Профессора древности, какими бы уважаемыми они ни были за свои достижения, не должны обожествляться и считаться всезнающими. Такой мудрый человек, как великий греческий врач Гален, придерживался мнения, что матка женщины – это не естественный орган, а живое существо внутри тела, которое перемещается из одной точки в другую. Аристотель ошибочно верил во многое, в том числе в то, что вакуум не может существовать и что память является жидкостью. Поэтому мы должны понимать, что знания постоянно расширяются, постоянно меняются, и поэтому мы тоже должны меняться вместе с ними.
Такова моя теория о Нетленном, что греки также называли апейроном: о силе, которая потенциально содержится во всех вещах, которая существует и в то же самое время не существует, которая лежит в основе даже квинтэссенции, составляющей основу всей материи. Нетленное существует за пределами нашего понимания и всегда будет существовать; оно превращает невозможное в возможное, и мы можем наблюдать результаты, но лишь в редких случаях влиять на них.
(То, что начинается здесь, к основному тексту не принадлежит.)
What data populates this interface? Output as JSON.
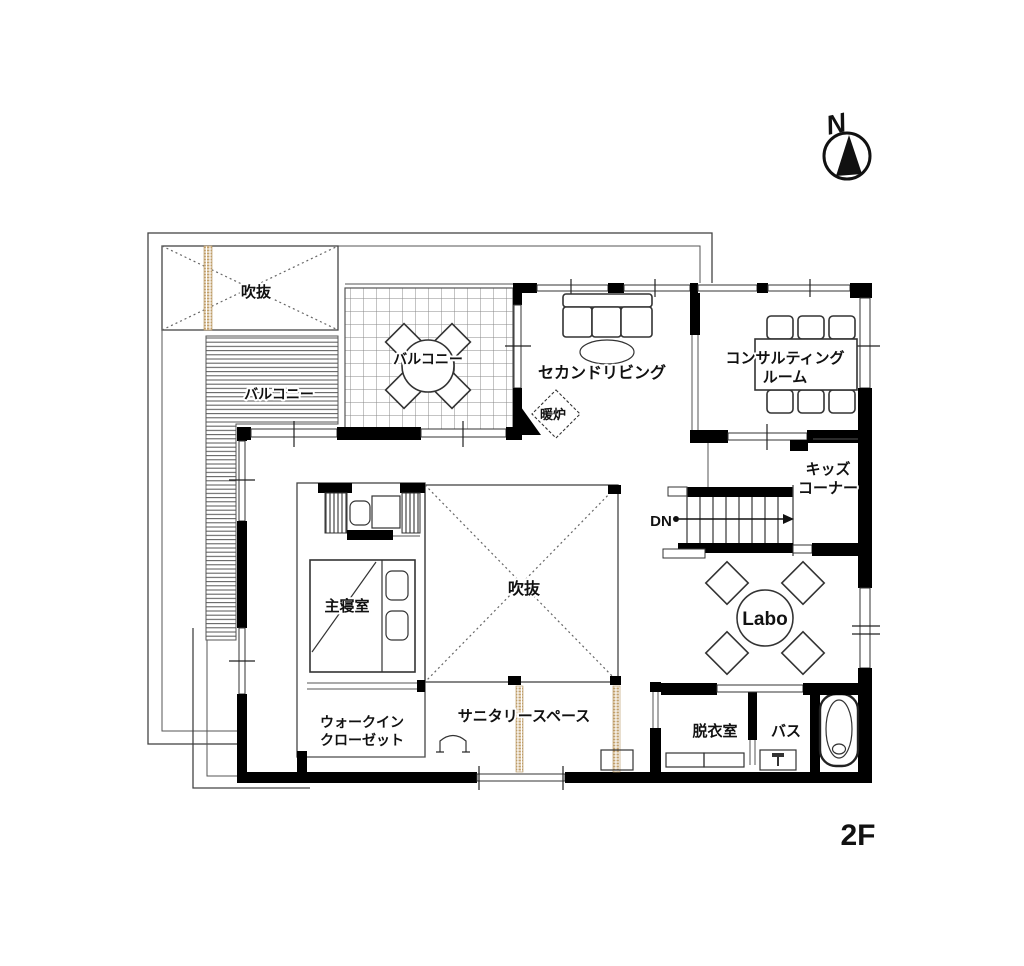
{
  "page": {
    "floor_label": "2F"
  },
  "compass": {
    "label": "N"
  },
  "rooms": {
    "void_top": {
      "label": "吹抜"
    },
    "balcony_left": {
      "label": "バルコニー"
    },
    "balcony_top": {
      "label": "バルコニー"
    },
    "second_living": {
      "label": "セカンドリビング"
    },
    "fireplace": {
      "label": "暖炉"
    },
    "consulting": {
      "label_line1": "コンサルティング",
      "label_line2": "ルーム"
    },
    "kids_corner": {
      "label_line1": "キッズ",
      "label_line2": "コーナー"
    },
    "stairs": {
      "label": "DN"
    },
    "master_bedroom": {
      "label": "主寝室"
    },
    "void_center": {
      "label": "吹抜"
    },
    "labo": {
      "label": "Labo"
    },
    "walk_in_closet": {
      "label_line1": "ウォークイン",
      "label_line2": "クローゼット"
    },
    "sanitary": {
      "label": "サニタリースペース"
    },
    "dressing": {
      "label": "脱衣室"
    },
    "bath": {
      "label": "バス"
    }
  },
  "colors": {
    "wall": "#000000",
    "thin_line": "#555555",
    "accent_tan": "#c2a06b",
    "background": "#ffffff"
  }
}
Сегодня прикоснуться к Нетленному невозможно, не потеряв своей жизни в процессе попыток. Но однажды на этой земле появится человек, который сможет манипулировать Нетленным, апейроном, и перепишет правила, по которым мы ведем само наше существование. В этот день тот человек, может, вообще перестанет быть человеком, хотя мы сможем продолжать считать его таковым. Беспокойство и недоверие вызывают мысль о том, что кто-то сможет быть так близок к тому, чтобы называться богом, но при этом обладать невежеством и низменными желаниями, какими наделяет нас наша плоть.
Мне интересно, может ли однажды сгинуть даже Нетленное.
Глава восьмая
Джессу нужно было поспать, но он лежал без сна, думая о том, что он бросил Морган, и представляя ее тихое дыхание рядом. Джесс почти было повернулся. Почти. Но он понимал, что пути назад, к тому, что было когда-то, нет.
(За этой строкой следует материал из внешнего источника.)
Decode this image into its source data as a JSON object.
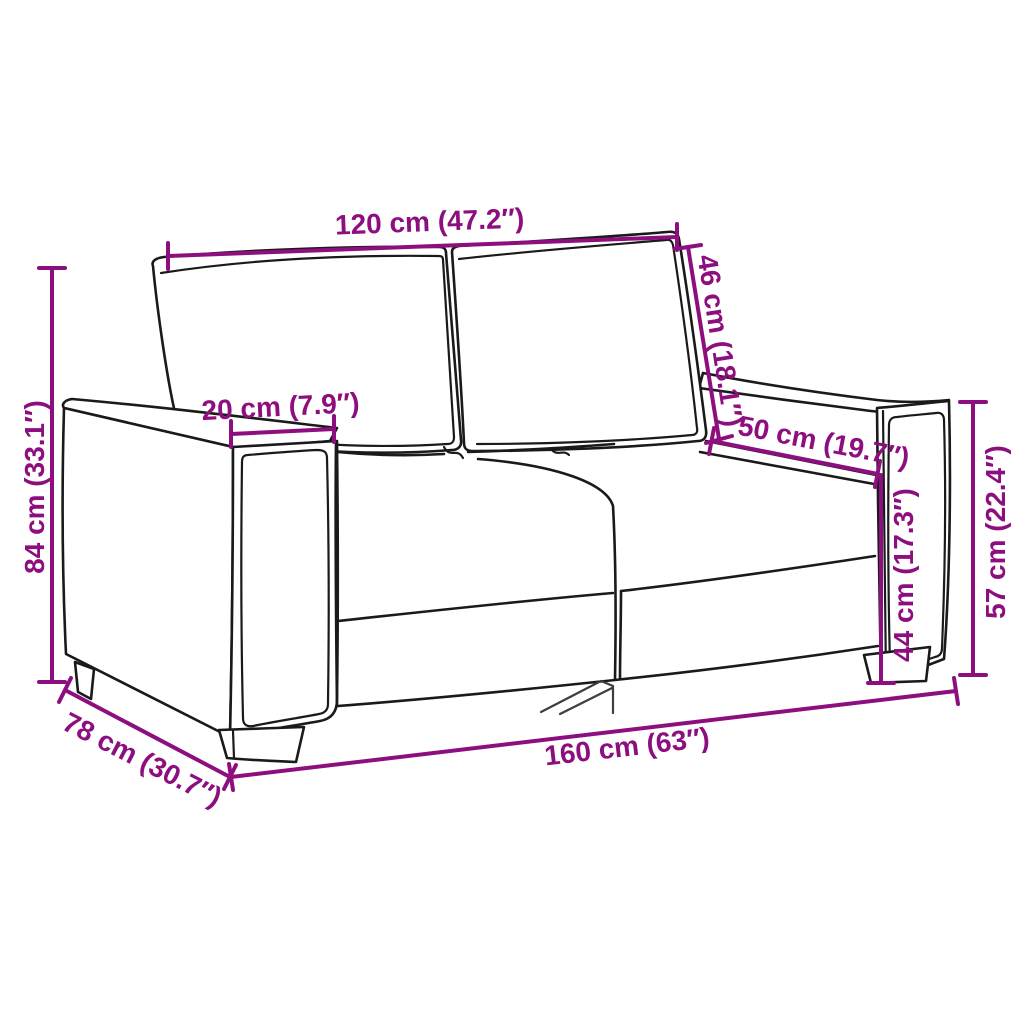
{
  "meta": {
    "title": "Sofa dimension diagram",
    "subject": "2-seater sofa line drawing with measurement annotations",
    "units": "centimetres with inches in parentheses"
  },
  "colors": {
    "dimension_accent": "#8D0F7F",
    "outline": "#1a1a1a",
    "background": "#ffffff"
  },
  "dimensions": {
    "back_width": {
      "label": "120 cm (47.2″)",
      "cm": 120,
      "inches": 47.2
    },
    "backrest_height": {
      "label": "46 cm (18.1″)",
      "cm": 46,
      "inches": 18.1
    },
    "armrest_width": {
      "label": "20 cm (7.9″)",
      "cm": 20,
      "inches": 7.9
    },
    "seat_depth": {
      "label": "50 cm (19.7″)",
      "cm": 50,
      "inches": 19.7
    },
    "overall_height": {
      "label": "84 cm (33.1″)",
      "cm": 84,
      "inches": 33.1
    },
    "seat_height": {
      "label": "44 cm (17.3″)",
      "cm": 44,
      "inches": 17.3
    },
    "arm_height": {
      "label": "57 cm (22.4″)",
      "cm": 57,
      "inches": 22.4
    },
    "overall_depth": {
      "label": "78 cm (30.7″)",
      "cm": 78,
      "inches": 30.7
    },
    "overall_width": {
      "label": "160 cm (63″)",
      "cm": 160,
      "inches": 63
    }
  }
}
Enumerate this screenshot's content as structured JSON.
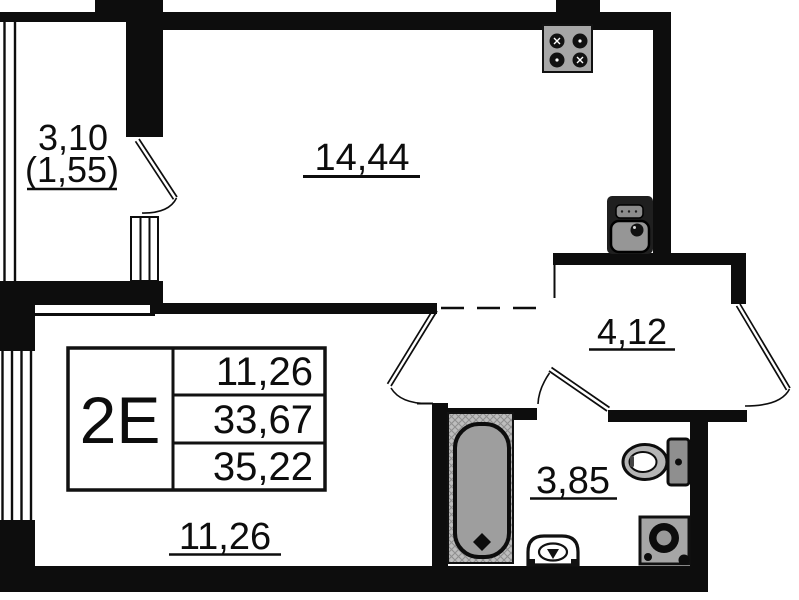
{
  "rooms": {
    "balcony": {
      "area": "3,10",
      "area_coeff": "(1,55)"
    },
    "living": {
      "area": "14,44"
    },
    "hall": {
      "area": "4,12"
    },
    "bathroom": {
      "area": "3,85"
    },
    "bedroom": {
      "area": "11,26"
    }
  },
  "info_table": {
    "unit_type": "2E",
    "values": [
      "11,26",
      "33,67",
      "35,22"
    ]
  },
  "fixtures": [
    "stove-icon",
    "kitchen-sink-icon",
    "bathtub-icon",
    "washbasin-icon",
    "toilet-icon",
    "washing-machine-icon"
  ],
  "colors": {
    "walls": "#0d0d0d",
    "fixture_gray": "#a6a6a6",
    "background": "#ffffff"
  }
}
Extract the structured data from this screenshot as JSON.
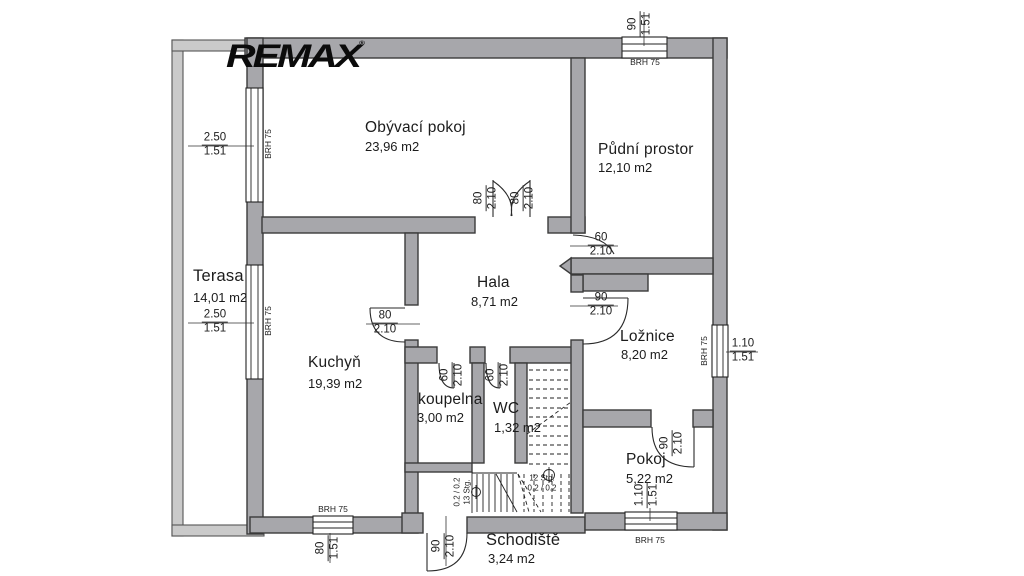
{
  "brand": {
    "logo_text": "REMAX",
    "registered_mark": "®"
  },
  "colors": {
    "wall_fill": "#a7a7ab",
    "wall_outline": "#3b3b3b",
    "terrace_fill": "#cacaca",
    "text": "#1c1c1c",
    "logo": "#0b0b0b",
    "background": "#ffffff",
    "line": "#2a2a2a"
  },
  "rooms": [
    {
      "name": "Obývací pokoj",
      "area": "23,96 m2"
    },
    {
      "name": "Půdní prostor",
      "area": "12,10 m2"
    },
    {
      "name": "Terasa",
      "area": "14,01 m2"
    },
    {
      "name": "Hala",
      "area": "8,71 m2"
    },
    {
      "name": "Kuchyň",
      "area": "19,39 m2"
    },
    {
      "name": "Ložnice",
      "area": "8,20 m2"
    },
    {
      "name": "koupelna",
      "area": "3,00 m2"
    },
    {
      "name": "WC",
      "area": "1,32 m2"
    },
    {
      "name": "Pokoj",
      "area": "5,22 m2"
    },
    {
      "name": "Schodiště",
      "area": "3,24 m2"
    }
  ],
  "windows": [
    {
      "width": "2.50",
      "sill": "1.51",
      "brh": "BRH 75"
    },
    {
      "width": "2.50",
      "sill": "1.51",
      "brh": "BRH 75"
    },
    {
      "width": "90",
      "sill": "1.51",
      "brh": "BRH 75"
    },
    {
      "width": "1.10",
      "sill": "1.51",
      "brh": "BRH 75"
    },
    {
      "width": "80",
      "sill": "1.51",
      "brh": "BRH 75"
    },
    {
      "width": "1.10",
      "sill": "1.51",
      "brh": "BRH 75"
    }
  ],
  "doors": [
    {
      "width": "80",
      "height": "2.10"
    },
    {
      "width": "80",
      "height": "2.10"
    },
    {
      "width": "60",
      "height": "2.10"
    },
    {
      "width": "90",
      "height": "2.10"
    },
    {
      "width": "80",
      "height": "2.10"
    },
    {
      "width": "60",
      "height": "2.10"
    },
    {
      "width": "60",
      "height": "2.10"
    },
    {
      "width": "90",
      "height": "2.10"
    },
    {
      "width": "90",
      "height": "2.10"
    }
  ],
  "stairs": {
    "down_note": "0.2 / 0.2",
    "down_steps": "13 Stg.",
    "up_steps": "12 Stg.",
    "up_note": "0.2 / 0.2"
  }
}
«Ей будет лучше без меня».
Еще один спасательный круг уничтожен.
«Ты снова становишься нытиком, – прошептал ему Брендан. – Я мертв. Ты всего лишь умираешь. Постарайся немного повеселиться».
«Заткнись, малявка», – подумал Джесс, но в глубине души он не желал так отвечать. Он закрыл глаза и попытался вздохнуть, но легкие снова словно набились перьями, и попытки сделать вдох лишь вызывали приступ кашля. Джесс тогда сел и снова надел маску; медики были правы: чем больше он ее использовал, тем меньше от нее было эффекта.
Но Джесс не мог уснуть.
Он встал, принял душ, оделся, начал расхаживать. Несколько раз сыграл в кости с людьми, которые работали на Аниту, и все разы проиграл; Джесс подозревал, что они сжульничали, чтобы лишить его карманных денег, но ему было все равно. Это было все равно лучше, чем не делать ничего.
На рассвете Джесс заглянул к профессору Вульфу, который – как и следовало ожидать – ругался.
С Глен.
– Нет, – говорил он, когда вошел Джесс. – Ты не пойдешь с нами. Ты останешься здесь, чтобы выздороветь, и это приказ, солдат. Если ты хочешь, чтобы я отправил сообщение Санти и потратил его драгоценное время на подтверждение моих слов…
– Не беспокойте лорда-командующего, – сказала Глен. – Но я отказываюсь просто лежать, как сломанная игрушка. Я в порядке!